This week is ‘Anti-Bullying week in the UK. A week of action, raising awareness and togetherness to address a challenge which in many ways impacts us all. Bullying in any form has, if unchallenged, the potential to poison any school, workplace or other setting where relationships support performance.
The Scottish anti-bullying organisation Respect Me defines bullying as Bullying as:
Bullying takes place in the context of relationships. It is behaviour that can make people feel hurt, threatened, frightened and left out and it can happen face to face and online. Bullying is both behaviour and impact; what someone does and the impact it has on the other person’s capacity to feel in control of themselves.
The theme for 2020 is ‘United Against Bullying’. Such a relevant theme for this year’s campaign don’t you think? In a year when we have all faced a common challenge, we’ve witnessed the positive power that society can have when we come together.
Addressing bullying is no different. Bullying behaviours have long lasting effect on those who experience it. Also, this negative effect is felt by those who witness the behaviours. In all settings we know there are people who see friends and colleagues experiencing bullying behaviour.

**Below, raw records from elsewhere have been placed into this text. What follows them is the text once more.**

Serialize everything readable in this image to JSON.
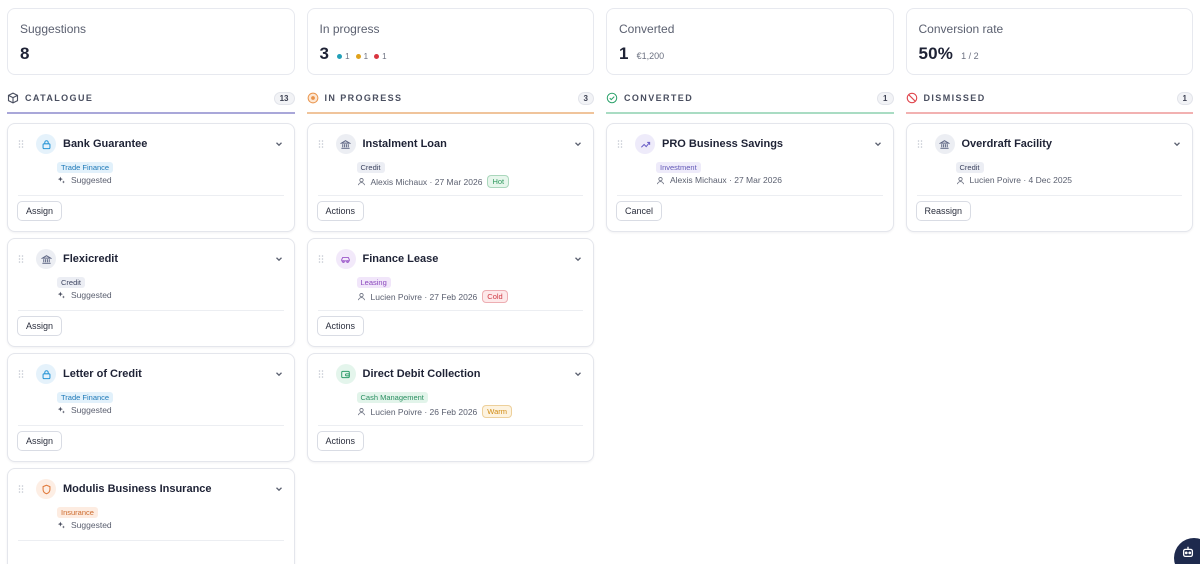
{
  "stats": [
    {
      "label": "Suggestions",
      "value": "8"
    },
    {
      "label": "In progress",
      "value": "3",
      "dots": [
        {
          "n": "1",
          "color": "#22a0b8"
        },
        {
          "n": "1",
          "color": "#e0a21b"
        },
        {
          "n": "1",
          "color": "#d9343f"
        }
      ]
    },
    {
      "label": "Converted",
      "value": "1",
      "sub": "€1,200"
    },
    {
      "label": "Conversion rate",
      "value": "50%",
      "sub": "1 / 2"
    }
  ],
  "columns": [
    {
      "title": "CATALOGUE",
      "count": "13",
      "color": "#a9a7d9",
      "icon": "box-icon",
      "cards": [
        {
          "title": "Bank Guarantee",
          "icon": "lock-icon",
          "iconColor": "#2795d6",
          "iconBg": "#e5f2fb",
          "tag": "Trade Finance",
          "tagColor": "#1f79b8",
          "tagBg": "#e2f1fb",
          "meta": "Suggested",
          "metaIcon": "sparkle-icon",
          "action": "Assign"
        },
        {
          "title": "Flexicredit",
          "icon": "bank-icon",
          "iconColor": "#5a6280",
          "iconBg": "#eceef3",
          "tag": "Credit",
          "tagColor": "#3d4460",
          "tagBg": "#eceef4",
          "meta": "Suggested",
          "metaIcon": "sparkle-icon",
          "action": "Assign"
        },
        {
          "title": "Letter of Credit",
          "icon": "lock-icon",
          "iconColor": "#2795d6",
          "iconBg": "#e5f2fb",
          "tag": "Trade Finance",
          "tagColor": "#1f79b8",
          "tagBg": "#e2f1fb",
          "meta": "Suggested",
          "metaIcon": "sparkle-icon",
          "action": "Assign"
        },
        {
          "title": "Modulis Business Insurance",
          "icon": "shield-icon",
          "iconColor": "#e0793a",
          "iconBg": "#fdeee4",
          "tag": "Insurance",
          "tagColor": "#cc6a2c",
          "tagBg": "#fdece1",
          "meta": "Suggested",
          "metaIcon": "sparkle-icon",
          "action": ""
        }
      ]
    },
    {
      "title": "IN PROGRESS",
      "count": "3",
      "color": "#f0c49b",
      "icon": "progress-icon",
      "cards": [
        {
          "title": "Instalment Loan",
          "icon": "bank-icon",
          "iconColor": "#5a6280",
          "iconBg": "#eceef3",
          "tag": "Credit",
          "tagColor": "#3d4460",
          "tagBg": "#eceef4",
          "meta": "Alexis Michaux · 27 Mar 2026",
          "metaIcon": "user-icon",
          "badge": "Hot",
          "badgeColor": "#2f9a5e",
          "badgeBg": "#e7f6ec",
          "action": "Actions"
        },
        {
          "title": "Finance Lease",
          "icon": "car-icon",
          "iconColor": "#9a55c9",
          "iconBg": "#f2e9fa",
          "tag": "Leasing",
          "tagColor": "#8a47bd",
          "tagBg": "#f1e6fa",
          "meta": "Lucien Poivre · 27 Feb 2026",
          "metaIcon": "user-icon",
          "badge": "Cold",
          "badgeColor": "#cf3a44",
          "badgeBg": "#fde9ea",
          "action": "Actions"
        },
        {
          "title": "Direct Debit Collection",
          "icon": "wallet-icon",
          "iconColor": "#2e9c6a",
          "iconBg": "#e4f5ec",
          "tag": "Cash Management",
          "tagColor": "#2a8f61",
          "tagBg": "#e2f4ea",
          "meta": "Lucien Poivre · 26 Feb 2026",
          "metaIcon": "user-icon",
          "badge": "Warm",
          "badgeColor": "#d08a12",
          "badgeBg": "#fdf3e0",
          "action": "Actions"
        }
      ]
    },
    {
      "title": "CONVERTED",
      "count": "1",
      "color": "#a9dcc3",
      "icon": "check-circle-icon",
      "cards": [
        {
          "title": "PRO Business Savings",
          "icon": "trend-icon",
          "iconColor": "#6b5fc7",
          "iconBg": "#eeebfa",
          "tag": "Investment",
          "tagColor": "#6358b8",
          "tagBg": "#eeebfa",
          "meta": "Alexis Michaux · 27 Mar 2026",
          "metaIcon": "user-icon",
          "action": "Cancel"
        }
      ]
    },
    {
      "title": "DISMISSED",
      "count": "1",
      "color": "#f2b1b1",
      "icon": "ban-icon",
      "cards": [
        {
          "title": "Overdraft Facility",
          "icon": "bank-icon",
          "iconColor": "#5a6280",
          "iconBg": "#eceef3",
          "tag": "Credit",
          "tagColor": "#3d4460",
          "tagBg": "#eceef4",
          "meta": "Lucien Poivre · 4 Dec 2025",
          "metaIcon": "user-icon",
          "action": "Reassign"
        }
      ]
    }
  ],
  "fab": {
    "icon": "robot-icon"
  }
}
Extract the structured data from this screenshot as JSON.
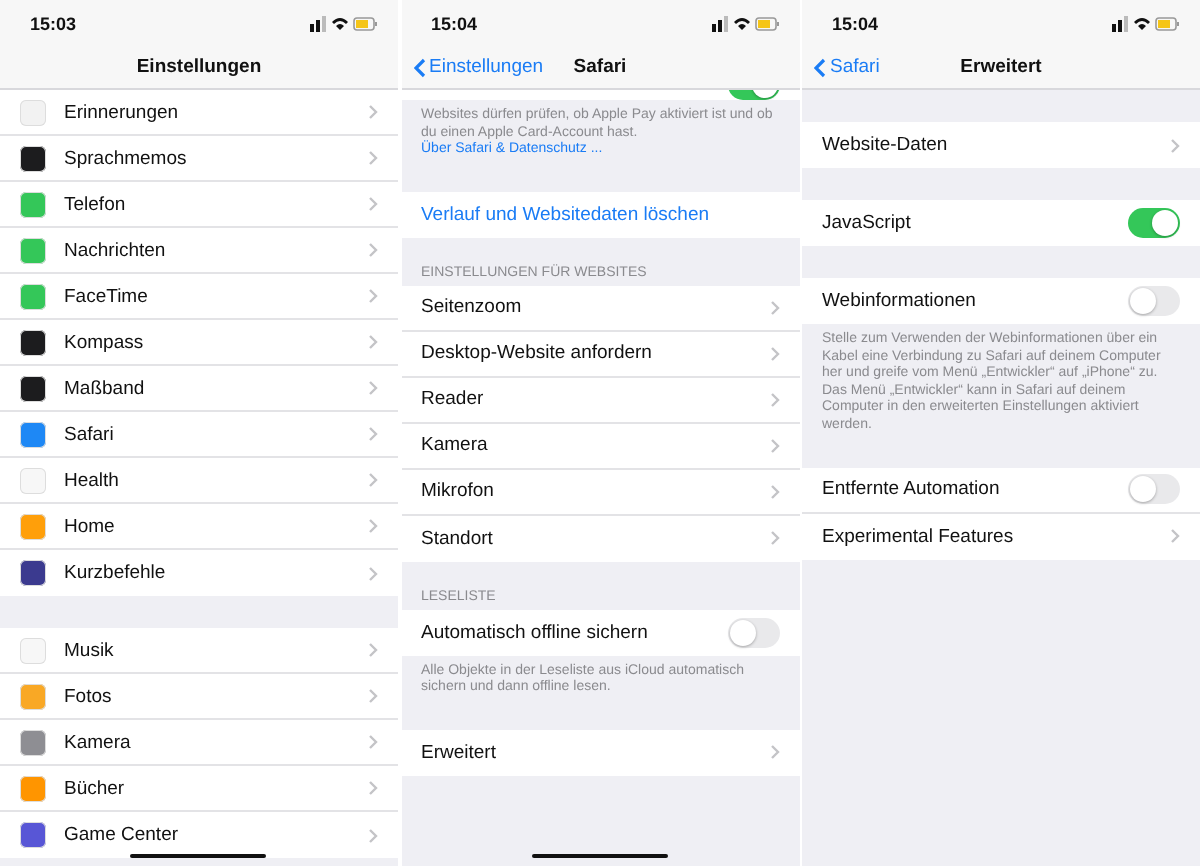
{
  "panels": [
    {
      "time": "15:03",
      "title": "Einstellungen",
      "home_indicator": true,
      "sections": [
        {
          "rows": [
            {
              "kind": "nav",
              "label": "Erinnerungen",
              "color": "#f2f2f2"
            },
            {
              "kind": "nav",
              "label": "Sprachmemos",
              "color": "#1c1c1e"
            },
            {
              "kind": "nav",
              "label": "Telefon",
              "color": "#34c759"
            },
            {
              "kind": "nav",
              "label": "Nachrichten",
              "color": "#34c759"
            },
            {
              "kind": "nav",
              "label": "FaceTime",
              "color": "#34c759"
            },
            {
              "kind": "nav",
              "label": "Kompass",
              "color": "#1c1c1e"
            },
            {
              "kind": "nav",
              "label": "Maßband",
              "color": "#1c1c1e"
            },
            {
              "kind": "nav",
              "label": "Safari",
              "color": "#1e88f5"
            },
            {
              "kind": "nav",
              "label": "Health",
              "color": "#f7f7f7"
            },
            {
              "kind": "nav",
              "label": "Home",
              "color": "#ff9f0a"
            },
            {
              "kind": "nav",
              "label": "Kurzbefehle",
              "color": "#3b3a8f"
            }
          ]
        },
        {
          "rows": [
            {
              "kind": "nav",
              "label": "Musik",
              "color": "#f7f7f7"
            },
            {
              "kind": "nav",
              "label": "Fotos",
              "color": "#f9a825"
            },
            {
              "kind": "nav",
              "label": "Kamera",
              "color": "#8e8e93"
            },
            {
              "kind": "nav",
              "label": "Bücher",
              "color": "#ff9500"
            },
            {
              "kind": "nav",
              "label": "Game Center",
              "color": "#5856d6"
            }
          ]
        }
      ]
    },
    {
      "time": "15:04",
      "back": "Einstellungen",
      "title": "Safari",
      "home_indicator": true,
      "sections": [
        {
          "rows": [
            {
              "kind": "cut_toggle",
              "on": true
            }
          ],
          "footer": {
            "text": "Websites dürfen prüfen, ob Apple Pay aktiviert ist und ob du einen Apple Card-Account hast.",
            "link": "Über Safari & Datenschutz ..."
          }
        },
        {
          "rows": [
            {
              "kind": "action",
              "label": "Verlauf und Websitedaten löschen"
            }
          ]
        },
        {
          "header": "EINSTELLUNGEN FÜR WEBSITES",
          "rows": [
            {
              "kind": "nav",
              "label": "Seitenzoom"
            },
            {
              "kind": "nav",
              "label": "Desktop-Website anfordern"
            },
            {
              "kind": "nav",
              "label": "Reader"
            },
            {
              "kind": "nav",
              "label": "Kamera"
            },
            {
              "kind": "nav",
              "label": "Mikrofon"
            },
            {
              "kind": "nav",
              "label": "Standort"
            }
          ]
        },
        {
          "header": "LESELISTE",
          "rows": [
            {
              "kind": "toggle",
              "label": "Automatisch offline sichern",
              "on": false
            }
          ],
          "footer": {
            "text": "Alle Objekte in der Leseliste aus iCloud automatisch sichern und dann offline lesen."
          }
        },
        {
          "rows": [
            {
              "kind": "nav",
              "label": "Erweitert"
            }
          ]
        }
      ]
    },
    {
      "time": "15:04",
      "back": "Safari",
      "title": "Erweitert",
      "home_indicator": false,
      "sections": [
        {
          "rows": [
            {
              "kind": "nav",
              "label": "Website-Daten"
            }
          ]
        },
        {
          "rows": [
            {
              "kind": "toggle",
              "label": "JavaScript",
              "on": true
            }
          ]
        },
        {
          "rows": [
            {
              "kind": "toggle",
              "label": "Webinformationen",
              "on": false
            }
          ],
          "footer": {
            "text": "Stelle zum Verwenden der Webinformationen über ein Kabel eine Verbindung zu Safari auf deinem Computer her und greife vom Menü „Entwickler“ auf „iPhone“ zu. Das Menü „Entwickler“ kann in Safari auf deinem Computer in den erweiterten Einstellungen aktiviert werden."
          }
        },
        {
          "rows": [
            {
              "kind": "toggle",
              "label": "Entfernte Automation",
              "on": false
            },
            {
              "kind": "nav",
              "label": "Experimental Features"
            }
          ]
        }
      ]
    }
  ]
}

Many ‘grapple’ with what they see. They identify a problem, but often do nothing out of fear of becoming a victim themselves. I often feel we don’t support the bystanders enough.
If we are to truly be United Against Bullying, we require approaches that help communicate this within peer groups. Often, we simply communicate the message but don’t spend enough time creating the conversations that help reassure individuals that their own healthy attitudes are shared by the majority.
Like many others, this week will see me delivering live or pre-recorded classes to young people in schools. I often make use of social norms surveys prior to the classes to highlight the healthy norms that I know exist amongst our young people. As I said above young people grapple with situations. Balancing a need to support their friends with a desire to simply fit in. It is often the case that perceived group norms are contrary to individual norms. We often have a majority who don’t feel like they are in the majority and a minority who feel like they represent the majority. It’s important schools and other settings work to change this.
In these surveys I place young people in situations and ask what they would do. Alongside doing nothing or joining in with the behaviour I include responses such as: speak to a teacher, speak to your friend who is experiencing the bullying behaviour or to the friend who is using the behaviour.
In one school where the year group is around 100 pupils I got some of the following responses:
These are the norms that exist amongst young people and we need to help them share these views rather than simply communicating our own message. The answers too many problems lie in the communities that are affected. My approach has 4 keys aims:
- Raise awareness of the problem – what is it and what’s the extent of the problem
- Challenge thinking around the issue.
- Provide reassurance – this is key. Open dialog and your audience will see that in the main they share healthy viewpoints and attitudes. What do you think young people will be thinking when I discussed the responses above?
- Inspire action – Provide tools and along with all of the above, watch young people be the friends they want to be.
In our efforts to solve a problem do we miss the fact that young people already know what it is we want to tell them? To be truly ‘United Against Bullying’ invest in these conversations and do so all year round. This week should be a stepping-stone to regular and ongoing conversations around healthy relationships. As US Educationalist James Comer says – “No significant learning will occur without a significant relationship”
30 years as a police officer taught me many things but the most important lesson was the power of relationship. Get this right and watch the magic happen.